Another reason for my sense of familiarity was because Durango’s townspeople greet visitors as if they know them. They are friendly, helpful and seem to love that they live in a real mountain town that has maintained its Wild West heritage rather than one with a fabricated theme. The city is so focused on its authenticity that Durango has aptly coined its marketing slogan as “Get Real.” To that end, thanks to the city’s Historic Preservation Board, visitors won’t find any neon signs or flashy storefronts. 

Wild West Railroad

The town was founded in 1880 when the Denver & Rio Grande Railroad extended its line from Durango to Silverton, Colo., for hauling precious metals from high-country mines.
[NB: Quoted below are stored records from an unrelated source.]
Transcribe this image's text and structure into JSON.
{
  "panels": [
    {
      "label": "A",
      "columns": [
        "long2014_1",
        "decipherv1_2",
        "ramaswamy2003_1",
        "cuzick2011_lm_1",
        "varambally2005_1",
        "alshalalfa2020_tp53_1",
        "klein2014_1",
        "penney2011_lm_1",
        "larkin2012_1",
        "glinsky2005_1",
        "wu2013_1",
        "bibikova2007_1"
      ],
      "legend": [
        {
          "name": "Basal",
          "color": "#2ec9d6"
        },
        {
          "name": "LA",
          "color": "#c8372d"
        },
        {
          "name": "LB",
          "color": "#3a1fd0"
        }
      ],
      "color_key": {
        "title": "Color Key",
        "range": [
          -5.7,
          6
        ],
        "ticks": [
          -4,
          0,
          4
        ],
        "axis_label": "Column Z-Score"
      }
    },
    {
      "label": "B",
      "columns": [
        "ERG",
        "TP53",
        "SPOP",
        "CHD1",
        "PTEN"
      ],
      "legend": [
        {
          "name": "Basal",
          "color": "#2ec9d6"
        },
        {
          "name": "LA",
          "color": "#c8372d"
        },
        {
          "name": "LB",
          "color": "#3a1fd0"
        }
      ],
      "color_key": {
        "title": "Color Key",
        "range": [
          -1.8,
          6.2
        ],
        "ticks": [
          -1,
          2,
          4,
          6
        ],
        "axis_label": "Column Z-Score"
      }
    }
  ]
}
The steam-powered Durango & Silverton Narrow Gauge Railroad now transports some 200,000 passengers each year along a 46-mile jaunt that winds through the San Juan National Forest along the Animas River.

While the seven-hour trek along three-foot-wide rails was abbreviated to five hours in the winter when I visited — stopping instead at Cascade Canyon just shy of Silverton — the winter is considered to be the most dramatic time of the year with the snow-covered scenery. As we click-clacked along the tracks of this relic — one of the oldest still-operating railroads in the U.S. — the snowfall contrasted against the flowing Animas that was often 400 feet below made for incredible views.

Historic Durango

Downtown Durango is a Nationally Registered Historic District with as many restaurants per capita as San Francisco, four microbreweries, art galleries such as the Sorrel Sky, a half-dozen museums, eclectic shopping and historic hotels, including the Strater Hotel, General Palmer Hotel and Rochester Hotel. During my visit, we shook off the hustle and bustle of city life at the Strater, a 93-room gem that hails from a bygone era and is celebrating its 125th anniversary this year.
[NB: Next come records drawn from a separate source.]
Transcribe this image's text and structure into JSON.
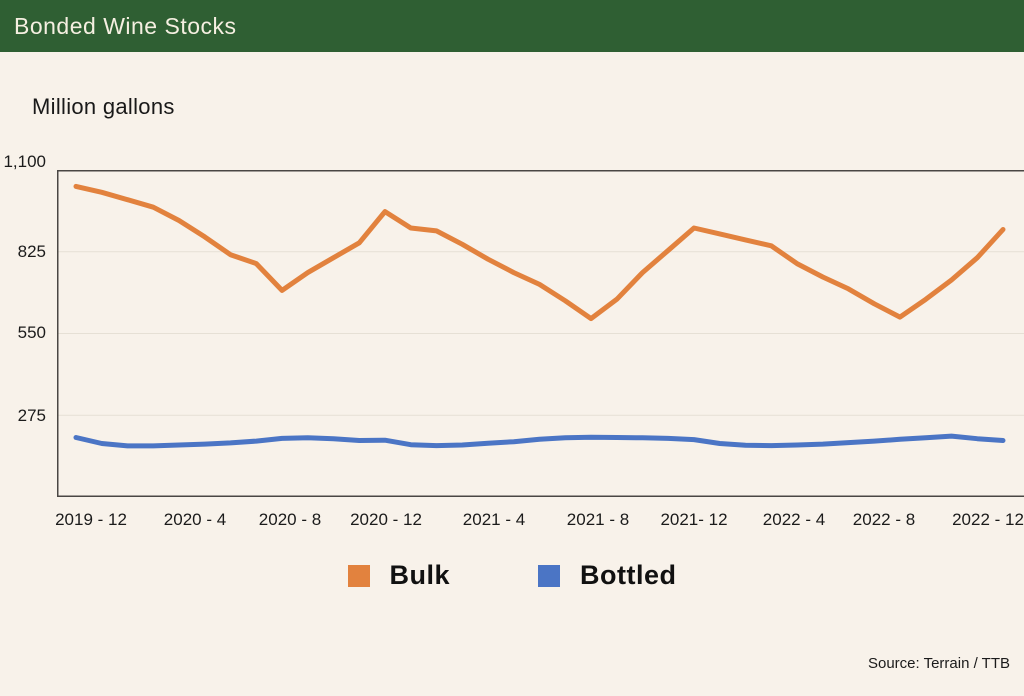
{
  "header": {
    "title": "Bonded Wine Stocks",
    "bg_color": "#2F5F33",
    "text_color": "#F5EFE1"
  },
  "chart": {
    "units_label": "Million gallons",
    "y_ticks": [
      "1,100",
      "825",
      "550",
      "275"
    ],
    "x_ticks": [
      "2019 - 12",
      "2020 - 4",
      "2020 - 8",
      "2020 - 12",
      "2021 - 4",
      "2021 - 8",
      "2021- 12",
      "2022 - 4",
      "2022 - 8",
      "2022 - 12"
    ],
    "background": "#F8F2EA",
    "axis_color": "#4A4744",
    "gridline_color": "#E6E0D5"
  },
  "legend": {
    "items": [
      {
        "label": "Bulk",
        "color": "#E2823E"
      },
      {
        "label": "Bottled",
        "color": "#4B75C5"
      }
    ]
  },
  "source": "Source: Terrain / TTB",
  "chart_data": {
    "type": "line",
    "title": "Bonded Wine Stocks",
    "ylabel": "Million gallons",
    "xlabel": "",
    "ylim": [
      0,
      1100
    ],
    "y_tick_values": [
      1100,
      825,
      550,
      275
    ],
    "grid": true,
    "legend_position": "bottom",
    "x_tick_labels": [
      "2019 - 12",
      "2020 - 4",
      "2020 - 8",
      "2020 - 12",
      "2021 - 4",
      "2021 - 8",
      "2021- 12",
      "2022 - 4",
      "2022 - 8",
      "2022 - 12"
    ],
    "x": [
      "2019-12",
      "2020-01",
      "2020-02",
      "2020-03",
      "2020-04",
      "2020-05",
      "2020-06",
      "2020-07",
      "2020-08",
      "2020-09",
      "2020-10",
      "2020-11",
      "2020-12",
      "2021-01",
      "2021-02",
      "2021-03",
      "2021-04",
      "2021-05",
      "2021-06",
      "2021-07",
      "2021-08",
      "2021-09",
      "2021-10",
      "2021-11",
      "2021-12",
      "2022-01",
      "2022-02",
      "2022-03",
      "2022-04",
      "2022-05",
      "2022-06",
      "2022-07",
      "2022-08",
      "2022-09",
      "2022-10",
      "2022-11",
      "2022-12"
    ],
    "series": [
      {
        "name": "Bulk",
        "color": "#E2823E",
        "values": [
          1045,
          1025,
          1000,
          975,
          930,
          875,
          815,
          785,
          695,
          755,
          805,
          855,
          960,
          905,
          895,
          850,
          800,
          755,
          715,
          660,
          600,
          665,
          755,
          830,
          905,
          885,
          865,
          845,
          785,
          740,
          700,
          650,
          605,
          665,
          730,
          805,
          900
        ]
      },
      {
        "name": "Bottled",
        "color": "#4B75C5",
        "values": [
          200,
          180,
          172,
          172,
          175,
          178,
          182,
          188,
          197,
          199,
          196,
          190,
          191,
          176,
          173,
          175,
          181,
          186,
          194,
          199,
          201,
          200,
          199,
          197,
          193,
          180,
          174,
          173,
          175,
          178,
          183,
          188,
          194,
          199,
          205,
          196,
          190
        ]
      }
    ]
  }
}
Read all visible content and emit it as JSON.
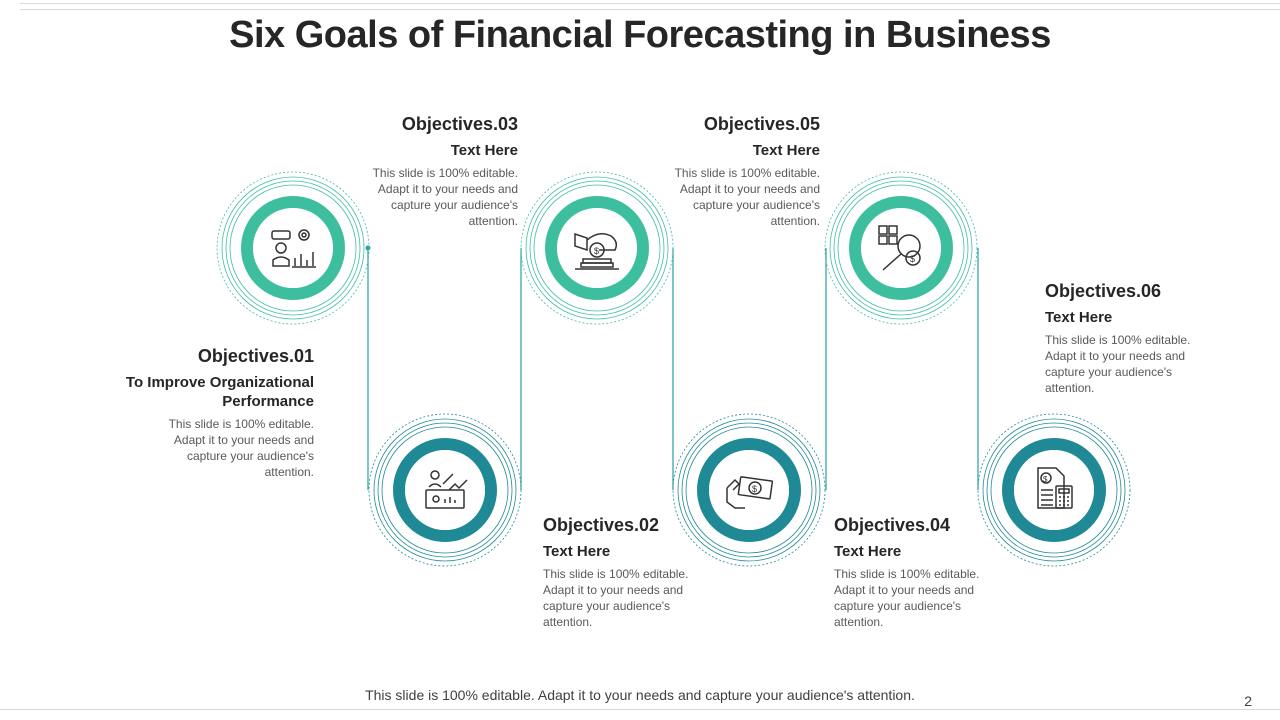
{
  "title": "Six Goals of Financial Forecasting in Business",
  "footer": "This slide is 100% editable. Adapt it to your needs and capture your audience's attention.",
  "page_number": "2",
  "colors": {
    "teal_light": "#3dbf9f",
    "teal_dark": "#1f8a96",
    "line": "#2aa0a0"
  },
  "objectives": [
    {
      "heading": "Objectives.01",
      "subtitle": "To Improve Organizational Performance",
      "body": "This slide is 100% editable. Adapt it to your needs and capture your audience's attention.",
      "icon": "businessman-growth-chart-icon"
    },
    {
      "heading": "Objectives.02",
      "subtitle": "Text Here",
      "body": "This slide is 100% editable. Adapt it to your needs and capture your audience's attention.",
      "icon": "presentation-board-icon"
    },
    {
      "heading": "Objectives.03",
      "subtitle": "Text Here",
      "body": "This slide is 100% editable. Adapt it to your needs and capture your audience's attention.",
      "icon": "coins-investment-icon"
    },
    {
      "heading": "Objectives.04",
      "subtitle": "Text Here",
      "body": "This slide is 100% editable. Adapt it to your needs and capture your audience's attention.",
      "icon": "hand-money-icon"
    },
    {
      "heading": "Objectives.05",
      "subtitle": "Text Here",
      "body": "This slide is 100% editable. Adapt it to your needs and capture your audience's attention.",
      "icon": "calculator-magnifier-icon"
    },
    {
      "heading": "Objectives.06",
      "subtitle": "Text Here",
      "body": "This slide is 100% editable. Adapt it to your needs and capture your audience's attention.",
      "icon": "invoice-calculator-icon"
    }
  ]
}
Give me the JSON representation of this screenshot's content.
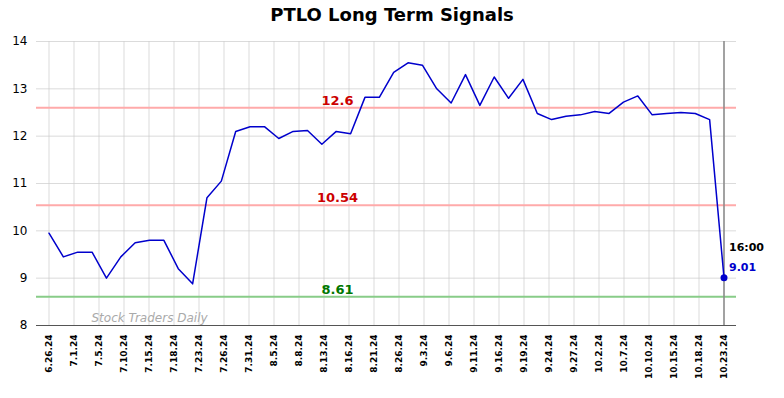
{
  "chart_data": {
    "type": "line",
    "title": "PTLO Long Term Signals",
    "color": "#0000cc",
    "x": [
      0,
      0.574468,
      1.148936,
      1.723404,
      2.297872,
      2.87234,
      3.446809,
      4.021277,
      4.595745,
      5.170213,
      5.744681,
      6.319149,
      6.893617,
      7.468085,
      8.042553,
      8.617021,
      9.191489,
      9.765957,
      10.340426,
      10.914894,
      11.489362,
      12.06383,
      12.638298,
      13.212766,
      13.787234,
      14.361702,
      14.93617,
      15.510638,
      16.085106,
      16.659574,
      17.234043,
      17.808511,
      18.382979,
      18.957447,
      19.531915,
      20.106383,
      20.680851,
      21.255319,
      21.829787,
      22.404255,
      22.978723,
      23.553191,
      24.12766,
      24.702128,
      25.276596,
      25.851064,
      26.425532,
      27
    ],
    "values": [
      9.95,
      9.45,
      9.55,
      9.55,
      9.0,
      9.45,
      9.75,
      9.8,
      9.8,
      9.2,
      8.88,
      10.7,
      11.05,
      12.1,
      12.2,
      12.2,
      11.95,
      12.1,
      12.12,
      11.83,
      12.1,
      12.05,
      12.82,
      12.82,
      13.35,
      13.55,
      13.5,
      13.0,
      12.7,
      13.3,
      12.65,
      13.25,
      12.8,
      13.2,
      12.48,
      12.35,
      12.42,
      12.45,
      12.52,
      12.48,
      12.72,
      12.85,
      12.45,
      12.48,
      12.5,
      12.48,
      12.35,
      9.01
    ],
    "xlim": [
      -0.5,
      27.5
    ],
    "xticks": [
      {
        "value": 0,
        "label": "6.26.24"
      },
      {
        "value": 1,
        "label": "7.1.24"
      },
      {
        "value": 2,
        "label": "7.5.24"
      },
      {
        "value": 3,
        "label": "7.10.24"
      },
      {
        "value": 4,
        "label": "7.15.24"
      },
      {
        "value": 5,
        "label": "7.18.24"
      },
      {
        "value": 6,
        "label": "7.23.24"
      },
      {
        "value": 7,
        "label": "7.26.24"
      },
      {
        "value": 8,
        "label": "7.31.24"
      },
      {
        "value": 9,
        "label": "8.5.24"
      },
      {
        "value": 10,
        "label": "8.8.24"
      },
      {
        "value": 11,
        "label": "8.13.24"
      },
      {
        "value": 12,
        "label": "8.16.24"
      },
      {
        "value": 13,
        "label": "8.21.24"
      },
      {
        "value": 14,
        "label": "8.26.24"
      },
      {
        "value": 15,
        "label": "9.3.24"
      },
      {
        "value": 16,
        "label": "9.6.24"
      },
      {
        "value": 17,
        "label": "9.11.24"
      },
      {
        "value": 18,
        "label": "9.16.24"
      },
      {
        "value": 19,
        "label": "9.19.24"
      },
      {
        "value": 20,
        "label": "9.24.24"
      },
      {
        "value": 21,
        "label": "9.27.24"
      },
      {
        "value": 22,
        "label": "10.2.24"
      },
      {
        "value": 23,
        "label": "10.7.24"
      },
      {
        "value": 24,
        "label": "10.10.24"
      },
      {
        "value": 25,
        "label": "10.15.24"
      },
      {
        "value": 26,
        "label": "10.18.24"
      },
      {
        "value": 27,
        "label": "10.23.24"
      }
    ],
    "ylim": [
      8,
      14
    ],
    "yticks": [
      8,
      9,
      10,
      11,
      12,
      13,
      14
    ],
    "grid": true,
    "grid_color": "#cccccc",
    "hlines": [
      {
        "y": 12.6,
        "color": "#ffaaaa",
        "label": "12.6",
        "label_color": "#cc0000"
      },
      {
        "y": 10.54,
        "color": "#ffaaaa",
        "label": "10.54",
        "label_color": "#cc0000"
      },
      {
        "y": 8.61,
        "color": "#88cc88",
        "label": "8.61",
        "label_color": "#007700"
      }
    ],
    "last_point": {
      "line_color": "#888888",
      "labels": [
        {
          "text": "16:00",
          "color": "#000000"
        },
        {
          "text": "9.01",
          "color": "#0000cc"
        }
      ]
    },
    "watermark": {
      "text": "Stock Traders Daily",
      "color": "#aaaaaa"
    }
  }
}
Aside from the hotel’s Victorian furnishings and decor, the most appealing aspects about this refined National Historic Landmark are the amenities. The hotel’s legendary Diamond Belle Saloon is revered as one of the most famous original ragtime piano bars in the West. With entertainment and libations attracting visitors and a large base of local clientele, the watering hole — with its costumed staff — also serves lunch and dinner. 

A frequent guest at the Strater in the 1960s, Western author Louis L’Amour always requested Room 222, located directly above the saloon. He claimed that tunes from the honky tonk piano in the bar below helped set the mood for his Sacket Series of novels about the Old West. 
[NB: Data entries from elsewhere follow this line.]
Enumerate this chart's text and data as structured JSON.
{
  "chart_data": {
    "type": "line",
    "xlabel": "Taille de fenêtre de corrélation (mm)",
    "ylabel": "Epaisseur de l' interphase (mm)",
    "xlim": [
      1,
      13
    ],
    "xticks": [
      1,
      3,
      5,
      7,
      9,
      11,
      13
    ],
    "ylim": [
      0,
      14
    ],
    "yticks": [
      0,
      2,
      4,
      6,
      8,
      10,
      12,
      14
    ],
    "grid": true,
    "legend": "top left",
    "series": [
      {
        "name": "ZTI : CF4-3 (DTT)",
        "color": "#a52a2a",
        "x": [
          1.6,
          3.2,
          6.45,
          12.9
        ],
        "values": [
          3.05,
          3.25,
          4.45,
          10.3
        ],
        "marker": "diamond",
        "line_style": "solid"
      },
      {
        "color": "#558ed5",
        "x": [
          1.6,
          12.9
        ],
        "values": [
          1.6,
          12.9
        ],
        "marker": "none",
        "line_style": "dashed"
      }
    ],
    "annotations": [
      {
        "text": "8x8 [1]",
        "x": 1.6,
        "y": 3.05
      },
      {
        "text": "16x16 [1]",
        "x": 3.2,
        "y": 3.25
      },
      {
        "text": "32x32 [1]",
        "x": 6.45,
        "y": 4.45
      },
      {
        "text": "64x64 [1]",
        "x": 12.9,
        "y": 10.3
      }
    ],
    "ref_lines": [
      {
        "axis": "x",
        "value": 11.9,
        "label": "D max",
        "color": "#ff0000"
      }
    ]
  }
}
A complimentary continental breakfast is served daily in the Strater’s Mahogany Grill. The hotel’s Henry Strater Theatre runs the Durango Melodrama and Vaudeville performances throughout the summer and fall seasons.

Durango Mountain Resort

In 1776, several Spanish explorers traveling on a nearby river were lost and their bodies were never found. Those left behind believed that the souls of those explorers would be relegated to Purgatory. From this legend came the original name of Durango’s ski area, formerly known as Purgatory Resort, which opened in 1965.

Located 25 miles north of Durango, Ski Purgatory at Durango Mountain Resort offers access to 1,360 acres of skiable terrain via 85 trails serviced by 11 lifts. The resort recently unveiled 125 new acres of expert tree-skiing terrain in its Legends area on the backside of the mountain. 

During my visit, I decided to step it up and take on snowshoeing for the first time. My guide gave me a “good news, bad news” scenario. The mountain was fortunate to have 28 inches of fresh snow contributing to its average of 250 inches a year. But the area she preferred had not yet been groomed. So, we had our work cut out for us. The beauty and silence of trudging through all that fresh powder was pure magic. I was a fan.

In addition to snowshoeing, visitors can enjoy snowboarding, snow-cat trips, snowmobiling, Nordic and cross-country skiing, sleigh rides and the exciting Purgatory Plunge Zipline that soars more than 100 yards from the Purgatory Village Tower over the ski beach at 35-plus mph. 

From June through September, warm-weather activities include scenic chairlift rides to mountain biking and hiking trails, alpine slides, a climbing wall, horseback riding, disc golf and mountain scooters.